Violence can negatively affect women’s physical, mental, sexual and reproductive health, and may increase the risk of acquiring HIV in some settings. Worldwide, one in five women and girls (19 percent) between the ages of 15-49 have reported experiencing physical or sexual violence by an intimate partner where 49 countries currently have no laws protecting women from domestic violence. In 18 countries, husbands can legally prevent their wives from working. Various researches have proven that in humanitarian disasters (like earthquakes) women are 14 times more likely to die or be injured as a result of the existing social inequalities. In countries where women and men enjoy equal rights, the number of deaths were not significantly different between them.
In Nepal, the situation is almost similar. Males are given priority from birth to old age due to the existing patriarchal culture whereas girls/women experience violence throughout their lives. According to the 2016 Nepal Demographic and Health Survey, 22 percent of Nepali women aged 15-49 have experienced physical violence since age 15; 7 percent have experienced sexual violence, and 6 percent of the women who have ever been pregnant have experienced violence during pregnancy. Intimate partner violence in pregnancy also increases the likelihood of miscarriage, stillbirth, pre-term delivery and low birth weight babies. Studies have shown that women who experienced intimate partner violence were 16 percent more likely to suffer a miscarriage and 41 percent more likely to have a pre-term birth.
These forms of violence can lead to depression, post-traumatic stress and other anxiety disorders, sleep difficulties, eating disorders, and suicide attempts. A 2013 analysis found that women who have experienced intimate partner violence were almost twice as likely to experience depression and problem drinking. Children who grow up in families where there is violence may suffer a range of behavioural and emotional disturbances. These can also be associated with perpetrating or experiencing violence later in life. Intimate partner violence has also been associated with higher rates of infant and child mortality and morbidity (through, for example, diarrhoeal disease or malnutrition).
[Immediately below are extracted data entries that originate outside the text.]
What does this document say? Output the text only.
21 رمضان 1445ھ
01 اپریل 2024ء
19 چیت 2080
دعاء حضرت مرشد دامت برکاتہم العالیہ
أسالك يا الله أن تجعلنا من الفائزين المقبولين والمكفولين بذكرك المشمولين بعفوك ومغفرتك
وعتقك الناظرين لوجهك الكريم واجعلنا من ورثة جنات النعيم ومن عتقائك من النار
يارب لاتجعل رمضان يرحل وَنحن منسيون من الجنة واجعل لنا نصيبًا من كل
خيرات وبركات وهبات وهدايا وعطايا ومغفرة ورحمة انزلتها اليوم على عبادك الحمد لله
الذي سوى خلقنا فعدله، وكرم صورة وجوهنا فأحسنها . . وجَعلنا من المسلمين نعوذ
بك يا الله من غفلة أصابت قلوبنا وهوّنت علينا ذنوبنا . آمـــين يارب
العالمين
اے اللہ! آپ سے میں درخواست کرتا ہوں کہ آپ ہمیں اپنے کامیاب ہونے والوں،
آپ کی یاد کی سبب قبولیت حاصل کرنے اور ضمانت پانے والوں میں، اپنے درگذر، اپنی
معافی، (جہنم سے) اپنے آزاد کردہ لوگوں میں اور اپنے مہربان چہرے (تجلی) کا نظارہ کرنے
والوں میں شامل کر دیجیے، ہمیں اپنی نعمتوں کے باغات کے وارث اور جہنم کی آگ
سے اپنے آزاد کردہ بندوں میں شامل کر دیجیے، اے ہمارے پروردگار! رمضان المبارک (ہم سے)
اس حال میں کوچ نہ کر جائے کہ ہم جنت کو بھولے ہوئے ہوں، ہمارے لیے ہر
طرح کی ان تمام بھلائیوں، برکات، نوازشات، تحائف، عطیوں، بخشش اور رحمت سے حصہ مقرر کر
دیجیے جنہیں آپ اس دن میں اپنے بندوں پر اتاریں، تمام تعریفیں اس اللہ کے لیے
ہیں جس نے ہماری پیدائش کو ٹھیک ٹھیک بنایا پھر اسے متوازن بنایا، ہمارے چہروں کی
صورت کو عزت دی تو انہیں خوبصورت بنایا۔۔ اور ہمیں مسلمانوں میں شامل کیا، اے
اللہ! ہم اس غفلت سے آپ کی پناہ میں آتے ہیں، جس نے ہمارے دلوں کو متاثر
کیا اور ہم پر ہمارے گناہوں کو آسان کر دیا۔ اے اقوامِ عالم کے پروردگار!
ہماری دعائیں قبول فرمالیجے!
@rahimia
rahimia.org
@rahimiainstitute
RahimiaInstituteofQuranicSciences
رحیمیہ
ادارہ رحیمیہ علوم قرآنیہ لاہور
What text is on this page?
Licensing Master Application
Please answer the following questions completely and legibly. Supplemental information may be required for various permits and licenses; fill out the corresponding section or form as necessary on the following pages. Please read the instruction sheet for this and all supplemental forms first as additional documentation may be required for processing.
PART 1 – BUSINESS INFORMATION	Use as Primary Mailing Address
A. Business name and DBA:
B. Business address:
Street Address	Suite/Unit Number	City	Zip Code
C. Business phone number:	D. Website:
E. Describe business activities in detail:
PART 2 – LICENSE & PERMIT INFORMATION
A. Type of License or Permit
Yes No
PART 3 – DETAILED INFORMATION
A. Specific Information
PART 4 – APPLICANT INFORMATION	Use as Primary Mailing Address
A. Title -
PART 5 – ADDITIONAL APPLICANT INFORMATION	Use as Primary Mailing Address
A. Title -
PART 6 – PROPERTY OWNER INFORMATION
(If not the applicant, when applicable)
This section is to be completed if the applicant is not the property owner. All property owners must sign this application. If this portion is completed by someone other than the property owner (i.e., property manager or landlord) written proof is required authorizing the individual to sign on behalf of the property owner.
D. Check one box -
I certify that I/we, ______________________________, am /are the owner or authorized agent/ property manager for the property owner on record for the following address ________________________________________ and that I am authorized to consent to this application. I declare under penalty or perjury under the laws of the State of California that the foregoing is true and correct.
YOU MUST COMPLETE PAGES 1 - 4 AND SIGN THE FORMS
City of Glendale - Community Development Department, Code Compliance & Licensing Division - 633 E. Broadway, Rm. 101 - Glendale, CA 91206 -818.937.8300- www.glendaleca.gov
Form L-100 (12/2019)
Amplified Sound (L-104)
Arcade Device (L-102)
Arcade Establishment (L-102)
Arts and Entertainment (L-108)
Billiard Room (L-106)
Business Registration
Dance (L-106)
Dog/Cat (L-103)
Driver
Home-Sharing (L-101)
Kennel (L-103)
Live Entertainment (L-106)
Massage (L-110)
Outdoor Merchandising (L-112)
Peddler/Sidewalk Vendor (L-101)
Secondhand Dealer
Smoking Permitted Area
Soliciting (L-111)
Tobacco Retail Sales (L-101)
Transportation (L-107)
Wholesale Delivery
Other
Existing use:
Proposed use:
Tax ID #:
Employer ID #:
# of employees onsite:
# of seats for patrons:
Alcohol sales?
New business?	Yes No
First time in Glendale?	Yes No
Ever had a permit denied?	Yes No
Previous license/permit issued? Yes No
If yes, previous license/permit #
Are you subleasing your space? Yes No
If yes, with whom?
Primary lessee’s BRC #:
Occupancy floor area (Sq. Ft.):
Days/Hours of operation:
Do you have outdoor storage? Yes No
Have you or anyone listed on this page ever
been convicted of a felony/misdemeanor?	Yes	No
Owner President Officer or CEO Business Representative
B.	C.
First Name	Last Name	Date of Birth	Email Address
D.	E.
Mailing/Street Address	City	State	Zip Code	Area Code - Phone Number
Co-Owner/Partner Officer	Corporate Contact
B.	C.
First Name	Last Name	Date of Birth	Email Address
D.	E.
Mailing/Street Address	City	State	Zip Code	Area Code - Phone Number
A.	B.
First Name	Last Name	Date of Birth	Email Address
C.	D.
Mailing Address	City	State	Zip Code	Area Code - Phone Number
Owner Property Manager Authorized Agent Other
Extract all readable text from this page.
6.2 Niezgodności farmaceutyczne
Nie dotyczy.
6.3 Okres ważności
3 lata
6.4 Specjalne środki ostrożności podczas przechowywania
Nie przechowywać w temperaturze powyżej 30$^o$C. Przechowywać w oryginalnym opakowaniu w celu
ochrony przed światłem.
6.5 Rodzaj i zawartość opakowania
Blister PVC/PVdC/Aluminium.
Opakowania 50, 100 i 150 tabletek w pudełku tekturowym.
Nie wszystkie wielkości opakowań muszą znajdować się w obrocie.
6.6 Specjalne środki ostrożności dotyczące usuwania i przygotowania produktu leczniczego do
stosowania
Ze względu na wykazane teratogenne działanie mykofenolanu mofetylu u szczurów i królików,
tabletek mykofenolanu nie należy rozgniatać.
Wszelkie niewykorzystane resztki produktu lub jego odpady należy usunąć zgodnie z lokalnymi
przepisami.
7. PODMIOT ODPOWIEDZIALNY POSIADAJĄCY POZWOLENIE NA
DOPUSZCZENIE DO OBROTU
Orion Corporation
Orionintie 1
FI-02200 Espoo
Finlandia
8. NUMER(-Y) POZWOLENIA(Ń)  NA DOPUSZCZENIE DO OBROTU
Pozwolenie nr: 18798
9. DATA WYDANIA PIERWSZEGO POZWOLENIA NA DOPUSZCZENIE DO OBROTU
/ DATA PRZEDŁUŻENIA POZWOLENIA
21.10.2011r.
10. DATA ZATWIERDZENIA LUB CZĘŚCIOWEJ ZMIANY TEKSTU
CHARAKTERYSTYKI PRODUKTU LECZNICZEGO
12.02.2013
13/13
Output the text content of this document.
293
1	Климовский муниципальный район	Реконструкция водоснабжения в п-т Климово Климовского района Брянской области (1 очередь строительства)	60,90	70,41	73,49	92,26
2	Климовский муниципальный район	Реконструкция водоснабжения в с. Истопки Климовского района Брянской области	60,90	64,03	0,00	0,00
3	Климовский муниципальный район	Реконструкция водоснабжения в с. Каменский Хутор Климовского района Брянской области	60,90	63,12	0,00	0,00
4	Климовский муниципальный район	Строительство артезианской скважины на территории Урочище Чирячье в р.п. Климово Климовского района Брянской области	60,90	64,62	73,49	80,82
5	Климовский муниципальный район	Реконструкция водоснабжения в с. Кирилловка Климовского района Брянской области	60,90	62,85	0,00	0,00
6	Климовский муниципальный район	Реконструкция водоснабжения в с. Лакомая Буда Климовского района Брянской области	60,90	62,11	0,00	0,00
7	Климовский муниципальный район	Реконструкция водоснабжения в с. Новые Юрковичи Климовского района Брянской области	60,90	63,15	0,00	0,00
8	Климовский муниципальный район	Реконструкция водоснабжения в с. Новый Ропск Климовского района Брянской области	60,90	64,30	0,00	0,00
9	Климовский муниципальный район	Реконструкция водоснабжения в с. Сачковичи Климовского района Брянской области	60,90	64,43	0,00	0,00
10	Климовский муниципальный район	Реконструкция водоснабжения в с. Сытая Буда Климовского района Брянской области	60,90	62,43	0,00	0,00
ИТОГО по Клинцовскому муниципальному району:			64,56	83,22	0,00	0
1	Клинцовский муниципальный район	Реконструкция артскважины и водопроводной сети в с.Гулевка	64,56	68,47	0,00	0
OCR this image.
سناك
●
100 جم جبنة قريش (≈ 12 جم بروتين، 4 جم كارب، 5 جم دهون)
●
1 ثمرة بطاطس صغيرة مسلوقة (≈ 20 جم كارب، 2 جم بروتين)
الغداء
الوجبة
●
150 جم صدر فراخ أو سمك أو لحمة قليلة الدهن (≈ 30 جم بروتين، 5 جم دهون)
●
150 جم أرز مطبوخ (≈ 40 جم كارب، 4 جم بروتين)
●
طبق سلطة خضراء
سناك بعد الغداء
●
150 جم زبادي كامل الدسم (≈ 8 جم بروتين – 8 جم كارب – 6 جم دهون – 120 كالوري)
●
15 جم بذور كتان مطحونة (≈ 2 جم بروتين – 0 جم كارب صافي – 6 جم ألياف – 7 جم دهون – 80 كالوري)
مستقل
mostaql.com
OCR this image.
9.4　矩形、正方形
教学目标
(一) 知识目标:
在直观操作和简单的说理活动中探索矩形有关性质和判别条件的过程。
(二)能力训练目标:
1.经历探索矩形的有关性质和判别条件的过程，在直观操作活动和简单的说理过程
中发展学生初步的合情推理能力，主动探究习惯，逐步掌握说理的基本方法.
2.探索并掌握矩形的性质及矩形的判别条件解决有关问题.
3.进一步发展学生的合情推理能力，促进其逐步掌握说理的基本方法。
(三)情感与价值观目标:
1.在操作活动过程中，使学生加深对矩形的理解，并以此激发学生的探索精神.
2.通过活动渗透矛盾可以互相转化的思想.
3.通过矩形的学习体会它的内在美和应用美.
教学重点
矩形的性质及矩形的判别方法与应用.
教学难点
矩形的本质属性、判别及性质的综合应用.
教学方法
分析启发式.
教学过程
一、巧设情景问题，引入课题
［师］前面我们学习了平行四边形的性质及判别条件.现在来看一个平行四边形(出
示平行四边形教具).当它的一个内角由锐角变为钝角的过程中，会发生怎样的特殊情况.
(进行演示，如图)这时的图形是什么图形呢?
Sex-selective abortion is still prevalent in Nepal, India and the Republic of Korea. Battering during pregnancy has caused serious emotional and physical effects on women and birth outcomes. Coerced pregnancy, for example, mass rape in war, female infanticide, and emotional and physical abuse have made conditions worse in society. This may even result in differential access to food and medical care for girl infants. Dating and courtship violence, for example, acid throwing and date rape, are serious acts of violence against girls/women. Sexual abuse in the workplace is also prevalent, where the boss wanting to have sex with female employees seeking promotion is a kind of abuse.
Violence against women is a serious violation of women’s human rights. It affects women and has negative health consequences for women and their children, no matter when, where or how it takes place. Any form of violence is unacceptable, and women and girls who are facing violence during Covid-19 cannot be ignored. In Nepal, more than 1,203 girls have been raped during this pandemic, with more than five such cases occurring every day. This kind of situation should be discouraged. Everyone should be supportive of women and girls who have gone through violence and advocate for lessening the problem. Unity is necessary to reduce suffering. This is a time to unite and educate every person to raise their voice against violence. Let’s raise our voice against any kind of gender-based violence.